Key research themes
1. How can benchmarking methodologies effectively evaluate and compare optimization software performance?
This research area focuses on developing robust, insightful, and unbiased benchmarking frameworks to evaluate optimization software. Given the diversity of optimization problems, solvers, and performance metrics, accurate benchmarking is critical for guiding algorithm development, understanding solver strengths, and driving improvements. The challenge lies in selecting performance metrics, analysis tools, and interpretation strategies that fairly capture solver efficiency, robustness, and scalability, particularly across large and heterogeneous test sets.
2. What are the advances and challenges in gradient-based and metaheuristic optimization algorithms for complex real-world problems?
This theme explores algorithmic innovations in solving complex optimization tasks, focusing on gradient-based methods and biologically inspired metaheuristics. Research investigates improving convergence rates, avoiding local optima, computational efficiency, and adapting algorithms to noisy, discontinuous, or multi-modal landscapes. Emphasis lies on developing new operators, inertia weight strategies, hybrid methods, continuous parameter genetic algorithms, and enhancements in gradient-only techniques, targeting engineering, AI, and data-driven applications where problem complexity and uncertainty prevail.
3. How do distributed and resource-constrained computational architectures influence optimization and machine learning model deployment?

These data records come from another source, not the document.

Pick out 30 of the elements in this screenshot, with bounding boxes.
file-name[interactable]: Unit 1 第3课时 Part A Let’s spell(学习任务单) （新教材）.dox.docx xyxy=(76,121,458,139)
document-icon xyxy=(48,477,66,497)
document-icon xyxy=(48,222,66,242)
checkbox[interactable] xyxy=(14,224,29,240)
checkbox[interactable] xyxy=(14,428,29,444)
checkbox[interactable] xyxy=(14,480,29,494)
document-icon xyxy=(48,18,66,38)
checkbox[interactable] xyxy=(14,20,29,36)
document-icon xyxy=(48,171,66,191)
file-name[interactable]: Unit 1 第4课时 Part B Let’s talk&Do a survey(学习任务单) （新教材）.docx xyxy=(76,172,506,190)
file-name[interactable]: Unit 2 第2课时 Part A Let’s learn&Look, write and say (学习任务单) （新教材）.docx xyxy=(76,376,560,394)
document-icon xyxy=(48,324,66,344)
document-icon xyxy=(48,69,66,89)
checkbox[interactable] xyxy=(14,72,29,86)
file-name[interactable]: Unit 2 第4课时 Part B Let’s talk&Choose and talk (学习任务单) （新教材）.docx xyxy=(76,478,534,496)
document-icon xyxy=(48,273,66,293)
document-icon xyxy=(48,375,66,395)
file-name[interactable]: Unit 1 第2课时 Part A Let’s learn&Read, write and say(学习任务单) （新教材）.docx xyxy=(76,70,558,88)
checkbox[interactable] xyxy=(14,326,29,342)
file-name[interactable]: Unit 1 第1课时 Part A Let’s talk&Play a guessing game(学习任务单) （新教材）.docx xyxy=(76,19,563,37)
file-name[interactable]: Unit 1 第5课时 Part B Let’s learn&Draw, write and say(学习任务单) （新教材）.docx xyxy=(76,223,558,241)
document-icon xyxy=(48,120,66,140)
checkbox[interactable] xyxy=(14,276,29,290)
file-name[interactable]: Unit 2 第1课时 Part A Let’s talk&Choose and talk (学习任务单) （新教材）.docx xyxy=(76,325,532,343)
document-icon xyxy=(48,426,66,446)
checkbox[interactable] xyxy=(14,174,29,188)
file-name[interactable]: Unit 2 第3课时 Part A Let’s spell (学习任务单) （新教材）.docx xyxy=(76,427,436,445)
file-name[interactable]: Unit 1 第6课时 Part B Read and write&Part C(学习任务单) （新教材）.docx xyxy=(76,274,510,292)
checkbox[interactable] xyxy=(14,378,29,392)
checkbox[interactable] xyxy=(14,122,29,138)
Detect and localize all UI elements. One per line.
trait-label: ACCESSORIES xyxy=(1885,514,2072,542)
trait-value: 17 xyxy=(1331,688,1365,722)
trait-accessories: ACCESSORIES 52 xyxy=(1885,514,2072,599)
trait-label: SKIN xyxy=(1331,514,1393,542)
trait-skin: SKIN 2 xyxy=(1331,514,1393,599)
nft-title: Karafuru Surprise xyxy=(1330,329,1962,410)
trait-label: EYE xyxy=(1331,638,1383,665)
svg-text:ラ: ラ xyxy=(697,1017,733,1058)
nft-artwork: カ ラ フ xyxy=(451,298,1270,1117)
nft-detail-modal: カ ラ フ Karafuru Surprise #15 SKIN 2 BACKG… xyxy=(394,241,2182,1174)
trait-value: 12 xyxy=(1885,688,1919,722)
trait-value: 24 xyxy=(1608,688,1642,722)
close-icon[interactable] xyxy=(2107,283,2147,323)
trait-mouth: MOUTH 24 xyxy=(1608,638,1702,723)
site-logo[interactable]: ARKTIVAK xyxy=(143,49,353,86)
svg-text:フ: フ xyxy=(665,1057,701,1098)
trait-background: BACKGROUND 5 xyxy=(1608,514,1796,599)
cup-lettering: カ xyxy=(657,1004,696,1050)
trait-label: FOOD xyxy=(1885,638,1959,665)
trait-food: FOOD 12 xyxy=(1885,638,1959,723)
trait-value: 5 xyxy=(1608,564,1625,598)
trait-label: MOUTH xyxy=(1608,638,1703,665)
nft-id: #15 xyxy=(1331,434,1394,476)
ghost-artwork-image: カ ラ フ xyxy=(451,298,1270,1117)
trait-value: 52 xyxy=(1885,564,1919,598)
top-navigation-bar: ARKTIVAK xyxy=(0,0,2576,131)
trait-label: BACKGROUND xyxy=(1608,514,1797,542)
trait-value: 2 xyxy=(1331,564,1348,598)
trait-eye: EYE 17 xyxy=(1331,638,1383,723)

This theme investigates the intersection of optimization theory, machine learning, and emerging computational paradigms like edge AI and distributed computing. Research focuses on algorithmic adaptations to limited resources (memory, latency, energy), data efficiency (few-shot learning), model compression (Low-Rank Adaptation), and workload/resource scheduling in edge/cloud hybrids. The studies evaluate trade-offs between model accuracy, inference speed, energy consumption, and system integration in practical settings, aiming to optimize performance while respecting real-world constraints.